ActiveMQ persistence is important to ensure that a message survives if a broker restarts.

This blog will walk through the steps necessary to create such a configuration. You'll learn the benefits of using connection pooling with your JDBC persistence configuration in ActiveMQ.

Why Use JDBC For Database Connection Pooling?

JDBC allows you to create a connection pool.

Even with connection pooling, JDBC is not likely to ever be as fast as the traditional KahaDB journaling database, as you’ll see below. KahaDB is a NoSQL-style data store, with an append-only write mechanism, and it is not held back by things like data relations and spindle contention. There are other ways besides pooling to speed up JDBC, such as load balancing across a cluster of database instances, but even with these enhancements you are likely to see better performance in KahaDB.

So, why would you want to consider JDBC? Several reasons:

Familiar clustering and replication models using traditional RDBMS utilities
Does not share the same deficiencies of KahaDB, such as inefficient indexing and sometimes incomplete checkpoint/cleanups
Easy transparency, pending messages can be inspected using simple SQL queries
No-SPOF high availability (HA) with traditional RDBMS failover and clustering mechanisms

Given that LevelDB/Zookeeper has been deprecated, JDBC persistence is now the only reliable, native means of achieving a true, no-SPOF HA solution.

What Is c3p0 Connection Pooling?

c3p0 is a connection pooling library. It' s a robust and mature option offered by Machinery for Change.

The library is distributed under LGPL v2.1, and can also be distributed under the EPLv1.0 if you desire. It has been around for a long time, and tested in many high-performance JDBC enterprise applications. The details and value of connection pooling is well known and documented, so we won’t dive into the details of that in this blog. We’ll just concentrate on using it in tandem with a native JDBC driver in ActiveMQ.

ActiveMQ Is Just One Part of Your Stack
Your open source stack is more than just ActiveMQ. It might include JDBC and c3p0, among other open source tools. Use our open source stack builder to optimize your open source technologies. Plus, you'll get expert recommendations to improve your overall stack performance.
Build Your Stack

c3p0 Connection Pooling Example in ActiveMQ

Here's a c3p0 connection pooling example in ActiveMQ.

1. Get c3p0

For starters, you’ll need to grab the current version of c3p0 from the product’s SourceForge page.

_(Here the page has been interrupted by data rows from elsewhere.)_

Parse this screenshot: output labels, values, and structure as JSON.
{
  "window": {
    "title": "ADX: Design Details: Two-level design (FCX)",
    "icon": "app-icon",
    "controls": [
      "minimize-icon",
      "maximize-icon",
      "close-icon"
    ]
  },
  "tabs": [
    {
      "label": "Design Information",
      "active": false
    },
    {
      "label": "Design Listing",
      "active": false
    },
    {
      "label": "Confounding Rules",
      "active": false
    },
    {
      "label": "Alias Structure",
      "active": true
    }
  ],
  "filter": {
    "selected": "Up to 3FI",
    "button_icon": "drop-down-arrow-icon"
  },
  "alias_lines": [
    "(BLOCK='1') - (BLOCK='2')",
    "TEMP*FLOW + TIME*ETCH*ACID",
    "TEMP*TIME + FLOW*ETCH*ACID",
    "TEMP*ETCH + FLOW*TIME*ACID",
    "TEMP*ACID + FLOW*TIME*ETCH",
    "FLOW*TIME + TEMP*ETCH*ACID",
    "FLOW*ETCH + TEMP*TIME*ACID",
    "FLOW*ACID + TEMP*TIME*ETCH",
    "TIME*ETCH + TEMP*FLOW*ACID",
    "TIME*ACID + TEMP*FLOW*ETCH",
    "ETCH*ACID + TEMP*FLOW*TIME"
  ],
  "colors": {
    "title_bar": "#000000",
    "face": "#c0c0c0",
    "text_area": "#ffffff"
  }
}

When you download and extract the .zip, you’ll see two files in the /lib directory which will need to be copied into the lib directory of your ActiveMQ installation:

These two files are c3p0-[version].jar, and its sole dependency, mchange-commons-java-[version].jar.

Place these two .jar files in the lib directory of ActiveMQ, or make those files available to the program’s classpath if you are using an embedded instance.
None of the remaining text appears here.